MILANO IN COMUNE, IL VOTO E GLI ORIENTAMENTI. NESSUNA INDICAZIONE DI VOTO E NESSUNA TRATTATIVA
Ieri sera 9 GIUGNO, primo appuntamento dei candidati e dei comitati della lista Milano in Comune per una valutazione sul voto di domenica 5 giugno. Altre 100 i presenti, trenta gli iscritti a parlare e sedici gli interventi effettuati. La relazione di Basilio Rizzo ha sottolineato la positività del risultato elettorale pur lamentando che le aspettative erano sicuramente di una adesione maggiore alla piattaforma di Milano in Comune.

Molto ha pesato, secondo Basilio, la polarizzazione del voto su i due candidati manager, favoriti da una estesa campagna di tutti i media che ha penalizzato anche i 5 Stelle sebbene beneficiassero della qualifica dei “terzi incomodi”. In nessuna delle città maggiori al voto, la somma dei due candidati più votati totalizza una cifra paragonabile a quella milanese (82,48%), non solo ha aggiunto Rizzo, “il nostro risultato è stato ottenuto in presenza di una perdurante divisione delle forze a sinistra del PD, mentre a Roma, Bologna e Torino le varie anime della sinistra e dell’ecologia locale si presentavano con il medesimo candidato sindaco”.

La proposta di Milano in Comune ha raccolto l’anima arancione della coalizione del 2011 come risulta evidente dal risultato ottenuto dalla lista “Sinistra per Milano” e ciò malgrado l’impegno profuso da Giuliano Pisapia.

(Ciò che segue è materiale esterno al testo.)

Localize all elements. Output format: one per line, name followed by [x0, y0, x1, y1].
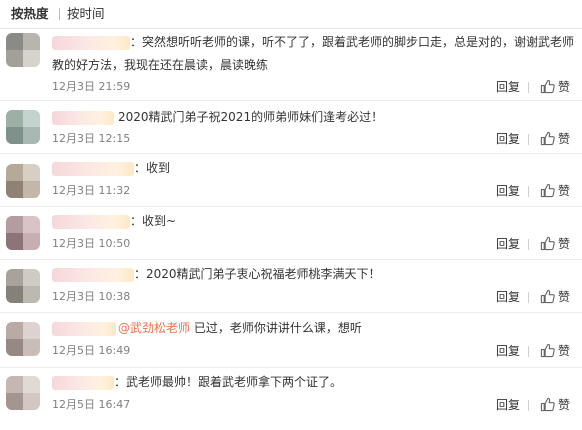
comment-text: 2020精武门弟子祝2021的师弟师妹们逢考必过！ [118, 110, 384, 124]
comment-item: ：收到 12月3日 11:32 回复 赞 [0, 154, 582, 206]
reply-button[interactable]: 回复 [496, 344, 520, 358]
comment-item: 2020精武门弟子祝2021的师弟师妹们逢考必过！ 12月3日 12:15 回复… [0, 101, 582, 153]
comment-time: 12月3日 10:50 [52, 237, 131, 250]
thumbs-up-icon [540, 343, 555, 358]
like-label: 赞 [558, 344, 571, 358]
comment-time: 12月3日 12:15 [52, 132, 131, 145]
username-link[interactable] [52, 162, 134, 176]
comment-text: ：2020精武门弟子衷心祝福老师桃李满天下！ [134, 267, 381, 281]
reply-button[interactable]: 回复 [496, 237, 520, 251]
comment-text: ：武老师最帅！跟着武老师拿下两个证了。 [114, 375, 343, 389]
like-button[interactable]: 赞 [540, 343, 582, 359]
comment-item: @武劲松老师 已过，老师你讲讲什么课，想听 12月5日 16:49 回复 赞 [0, 313, 582, 367]
thumbs-up-icon [540, 397, 555, 412]
username-link[interactable] [52, 268, 134, 282]
action-separator [528, 292, 529, 303]
username-link[interactable] [52, 36, 130, 50]
tab-time[interactable]: 按时间 [67, 6, 105, 22]
like-label: 赞 [558, 80, 571, 94]
like-button[interactable]: 赞 [540, 397, 582, 413]
comment-item: ：2020精武门弟子衷心祝福老师桃李满天下！ 12月3日 10:38 回复 赞 [0, 260, 582, 312]
like-button[interactable]: 赞 [540, 79, 582, 95]
reply-button[interactable]: 回复 [496, 132, 520, 146]
thumbs-up-icon [540, 79, 555, 94]
reply-button[interactable]: 回复 [496, 80, 520, 94]
avatar[interactable] [6, 164, 40, 198]
comment-time: 12月5日 16:47 [52, 398, 131, 411]
tab-separator [59, 8, 60, 20]
comment-text: ：收到 [134, 161, 171, 175]
comment-text-body: 已过，老师你讲讲什么课，想听 [190, 321, 362, 335]
like-label: 赞 [558, 184, 571, 198]
action-separator [528, 346, 529, 357]
avatar[interactable] [6, 376, 40, 410]
like-button[interactable]: 赞 [540, 131, 582, 147]
thumbs-up-icon [540, 131, 555, 146]
username-link[interactable] [52, 322, 116, 336]
avatar[interactable] [6, 269, 40, 303]
like-label: 赞 [558, 237, 571, 251]
like-button[interactable]: 赞 [540, 183, 582, 199]
avatar[interactable] [6, 110, 40, 144]
comment-time: 12月3日 11:32 [52, 184, 131, 197]
action-separator [528, 186, 529, 197]
like-label: 赞 [558, 398, 571, 412]
thumbs-up-icon [540, 183, 555, 198]
comment-text: ：收到~ [130, 214, 177, 228]
like-button[interactable]: 赞 [540, 289, 582, 305]
tab-hot[interactable]: 按热度 [11, 6, 49, 22]
comment-text-continued: 教的好方法，我现在还在晨读，晨读晚练 [52, 58, 269, 72]
like-label: 赞 [558, 132, 571, 146]
thumbs-up-icon [540, 289, 555, 304]
action-separator [528, 134, 529, 145]
action-separator [528, 239, 529, 250]
sort-tabs: 按热度 按时间 [0, 0, 582, 28]
like-button[interactable]: 赞 [540, 236, 582, 252]
comment-text: ：突然想听听老师的课，听不了了，跟着武老师的脚步口走，总是对的，谢谢武老师 [130, 35, 575, 49]
comment-time: 12月3日 21:59 [52, 80, 131, 93]
reply-button[interactable]: 回复 [496, 184, 520, 198]
comment-text: @武劲松老师 已过，老师你讲讲什么课，想听 [118, 319, 362, 338]
avatar[interactable] [6, 322, 40, 356]
comment-item: ：武老师最帅！跟着武老师拿下两个证了。 12月5日 16:47 回复 赞 [0, 368, 582, 430]
avatar[interactable] [6, 216, 40, 250]
username-link[interactable] [52, 111, 114, 125]
like-label: 赞 [558, 290, 571, 304]
reply-button[interactable]: 回复 [496, 290, 520, 304]
action-separator [528, 82, 529, 93]
mention-link[interactable]: @武劲松老师 [118, 321, 190, 335]
username-link[interactable] [52, 376, 114, 390]
comment-time: 12月3日 10:38 [52, 290, 131, 303]
thumbs-up-icon [540, 236, 555, 251]
username-link[interactable] [52, 215, 130, 229]
action-separator [528, 400, 529, 411]
reply-button[interactable]: 回复 [496, 398, 520, 412]
comment-time: 12月5日 16:49 [52, 344, 131, 357]
comment-item: ：突然想听听老师的课，听不了了，跟着武老师的脚步口走，总是对的，谢谢武老师 教的… [0, 29, 582, 100]
comment-item: ：收到~ 12月3日 10:50 回复 赞 [0, 207, 582, 259]
avatar[interactable] [6, 33, 40, 67]
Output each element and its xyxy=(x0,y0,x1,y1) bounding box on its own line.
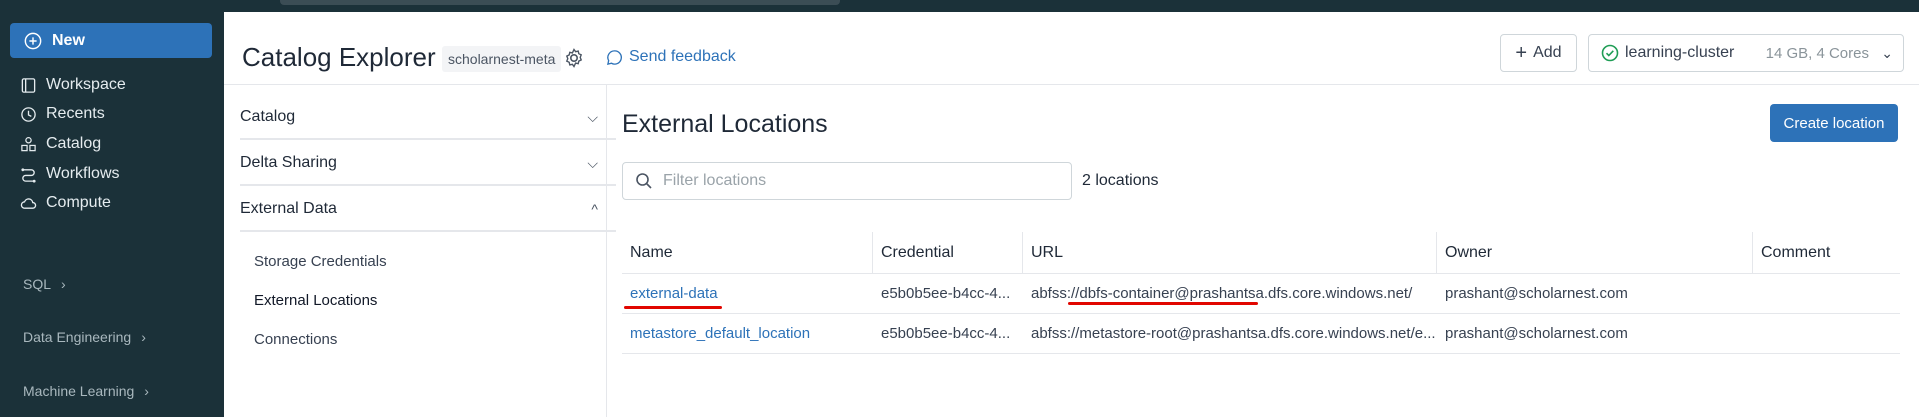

A proposito dell’incontro con Sala, Basilio Rizzo ha confermato che non vi è stata e non vi sarà alcuna trattativa e tanto meno apparentamento e che la conquista del voto libero degli elettori di Milano in Comune resta nella capacità di sussumere nel ballottaggio parte delle proposte già note in tema di valorizzazione del lavoro pubblico e della qualità dei servizi comunali, salvaguardia del patrimonio comunale, impegni di spesa concreti sulle periferie e sulla casa, l’attenzione alla salute dei cittadini e come rendere amichevole e attrattiva Milano per studenti e giovani lavoratori.

Nel complesso gli intervenuti hanno positivamente accolto la proposta di Basilio Rizzo di considerare la campagna elettorale il primo passo di un processo di costruzione di un movimento locale stabile a sinistra del PD, trasformando la lista elettorale Milano in Comune in Associazione anche a livello dei singoli Municipi, nonostante il deludente esito di quel voto che, complice la riduzione del numero dei consiglieri, non porta una rappresentanza in tali istituzioni.

La riunione si è conclusa dandosi un prossimo appuntamento per contribuire alla campagna per il NO al referendum costituzionale di ottobre.